Volviendo a lo que les quiero compartir.  Mi amigo y compañero de trabajo, un poco mayor que yo, es oriundo del interior del país, y juntos recordamos algunos platillos de nuestras mamás y abuelas.

Para empezar, ¿quién no ha probado las pacayas? La foto la tomé del sitio web de Irma Flores en Flickr, espero no se enoje, por ello estoy citando la fuente.

Bien, las pacayas se siembran en muchos lugares de Guatemala, principalmente en un lugar llamado Senahú, en el departamento de Alta Verapaz, su cosecha se da en los meses de marzo y abril, precisamente para la temporada de Semana Santa, por lo que no pueden faltar en la mesa chapina.

Como pueden apreciar en la fotografía, lo que está en el interior de la vaina es lo que se come, son como brochas de color verde claro y es preferible comerlas, ni muy tiernas ni muy sazonas.

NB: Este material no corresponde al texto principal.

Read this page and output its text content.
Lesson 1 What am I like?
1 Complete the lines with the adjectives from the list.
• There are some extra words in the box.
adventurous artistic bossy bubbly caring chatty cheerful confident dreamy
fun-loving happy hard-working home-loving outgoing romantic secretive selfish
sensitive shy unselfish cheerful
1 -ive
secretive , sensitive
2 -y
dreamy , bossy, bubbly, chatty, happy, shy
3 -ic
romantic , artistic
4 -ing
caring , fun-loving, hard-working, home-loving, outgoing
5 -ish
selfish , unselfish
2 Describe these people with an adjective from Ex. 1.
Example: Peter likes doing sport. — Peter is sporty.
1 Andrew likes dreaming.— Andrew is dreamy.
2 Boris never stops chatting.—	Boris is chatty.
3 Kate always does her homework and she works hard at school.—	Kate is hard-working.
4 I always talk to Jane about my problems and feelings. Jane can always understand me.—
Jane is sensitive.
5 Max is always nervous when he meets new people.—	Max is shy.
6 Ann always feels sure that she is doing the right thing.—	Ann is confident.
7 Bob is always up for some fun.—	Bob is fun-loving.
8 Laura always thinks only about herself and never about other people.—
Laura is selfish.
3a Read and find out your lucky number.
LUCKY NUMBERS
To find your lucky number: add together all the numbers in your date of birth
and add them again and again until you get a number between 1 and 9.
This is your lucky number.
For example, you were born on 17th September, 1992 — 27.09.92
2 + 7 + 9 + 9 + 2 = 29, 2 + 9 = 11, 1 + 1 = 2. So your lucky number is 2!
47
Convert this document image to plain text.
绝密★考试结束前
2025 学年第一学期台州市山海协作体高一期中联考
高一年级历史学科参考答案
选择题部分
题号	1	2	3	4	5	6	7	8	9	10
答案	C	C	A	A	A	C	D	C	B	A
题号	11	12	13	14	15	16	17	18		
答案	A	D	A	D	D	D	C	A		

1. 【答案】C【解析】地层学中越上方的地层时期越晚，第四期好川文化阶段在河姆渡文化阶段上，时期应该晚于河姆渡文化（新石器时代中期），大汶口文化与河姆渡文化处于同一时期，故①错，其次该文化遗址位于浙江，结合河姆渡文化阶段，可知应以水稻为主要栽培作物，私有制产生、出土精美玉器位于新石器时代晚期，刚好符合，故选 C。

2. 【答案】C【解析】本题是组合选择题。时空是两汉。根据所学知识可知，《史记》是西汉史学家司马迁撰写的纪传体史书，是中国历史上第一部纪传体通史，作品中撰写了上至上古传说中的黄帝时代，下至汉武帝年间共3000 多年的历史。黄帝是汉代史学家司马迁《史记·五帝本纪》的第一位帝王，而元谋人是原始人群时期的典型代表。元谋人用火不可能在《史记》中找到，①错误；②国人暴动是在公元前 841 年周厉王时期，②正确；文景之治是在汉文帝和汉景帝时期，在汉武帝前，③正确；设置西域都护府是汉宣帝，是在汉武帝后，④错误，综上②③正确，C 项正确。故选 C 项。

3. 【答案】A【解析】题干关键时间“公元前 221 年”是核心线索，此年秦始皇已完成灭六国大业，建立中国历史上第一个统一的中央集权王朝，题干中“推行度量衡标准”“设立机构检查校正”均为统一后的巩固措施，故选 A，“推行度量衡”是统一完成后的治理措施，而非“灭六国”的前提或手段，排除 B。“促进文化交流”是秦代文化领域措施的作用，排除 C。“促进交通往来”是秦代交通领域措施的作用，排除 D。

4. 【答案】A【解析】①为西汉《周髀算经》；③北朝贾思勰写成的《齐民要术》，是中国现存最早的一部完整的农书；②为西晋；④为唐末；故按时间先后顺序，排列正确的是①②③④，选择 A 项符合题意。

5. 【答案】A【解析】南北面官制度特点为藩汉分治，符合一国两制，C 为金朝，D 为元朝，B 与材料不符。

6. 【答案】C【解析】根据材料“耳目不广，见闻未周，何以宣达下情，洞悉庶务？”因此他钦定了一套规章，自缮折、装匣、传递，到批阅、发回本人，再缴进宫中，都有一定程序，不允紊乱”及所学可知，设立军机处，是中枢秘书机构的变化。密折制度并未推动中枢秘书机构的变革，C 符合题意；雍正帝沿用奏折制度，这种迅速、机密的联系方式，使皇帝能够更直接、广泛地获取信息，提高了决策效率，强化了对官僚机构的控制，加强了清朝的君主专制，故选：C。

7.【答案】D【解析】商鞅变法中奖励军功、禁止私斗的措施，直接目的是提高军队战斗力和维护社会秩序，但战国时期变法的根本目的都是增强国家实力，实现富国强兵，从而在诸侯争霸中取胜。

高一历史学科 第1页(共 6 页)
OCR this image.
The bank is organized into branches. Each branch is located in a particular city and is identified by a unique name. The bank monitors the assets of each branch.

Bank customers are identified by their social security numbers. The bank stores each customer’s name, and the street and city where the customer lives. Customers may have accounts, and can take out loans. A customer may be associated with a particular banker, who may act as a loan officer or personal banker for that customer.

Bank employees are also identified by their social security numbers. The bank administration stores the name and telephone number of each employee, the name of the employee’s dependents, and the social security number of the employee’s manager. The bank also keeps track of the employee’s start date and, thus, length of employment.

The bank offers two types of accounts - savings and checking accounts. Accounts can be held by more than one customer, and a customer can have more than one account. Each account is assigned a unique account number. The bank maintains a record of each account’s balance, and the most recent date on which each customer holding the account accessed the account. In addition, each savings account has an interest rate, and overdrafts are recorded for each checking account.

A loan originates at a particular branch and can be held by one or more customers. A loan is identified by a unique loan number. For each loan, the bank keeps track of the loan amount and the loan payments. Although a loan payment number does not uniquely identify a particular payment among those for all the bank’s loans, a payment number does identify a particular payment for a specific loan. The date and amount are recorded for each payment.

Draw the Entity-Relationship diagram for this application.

Allí va una de las recetas de mi abuelita:

Ingredientes:
De acuerdo al tamaño de las pacayas que encuentren, compren una o dos por persona.
Tomate
Cebolla
Hojas de hierba buena
Sal y pimienta

Preparación:

  • Limpie las pacayas retirando la vaina.
  • Ponga a calentar agua suficiente en una olla, es necesario que las pacayas sean cubiertas por el agua.
  • Agregue un poco de vinagre y sal al agua.
  • Cuando el agua esté hirviendo, sumerja las pacayas y deje hervir durante 10 ó 15 minutos.
  • Al finalizar, escurra las pacayas y tire el agua.
  • En la misma olla, ponga más agua limpia, esta vez, solo con sal.
  • De nuevo, cuando hierva el agua, sumerja las pacayas y deje hervir por 10 minutos más.
  • Las pacayas deben quedar suaves pero firmes y el sabor amargo debió haber casi desaparecido.
  • Retire los hilos de pacaya del tronco, séquelos con papel absorbente o un lienzo limpio.
  • Corte las tiras en trozos de un centímetro aproximadamente y reserve.
  • Corte el tomate y la cebolla en concassé.
  • Pique las hojas de hierba buena.
  • Mezcle todo muy bien.
  • Salpimiente y sirva.
Mi abuelita nos servía este delicioso platillo de nuestra cocina, acompañado con tortillas de maíz, calientes y recién hechas. A veces, y mi gusto personal, le agregaba aguacate en cubitos y un poco de jugo de limón, pero, eso queda a su puro gusto.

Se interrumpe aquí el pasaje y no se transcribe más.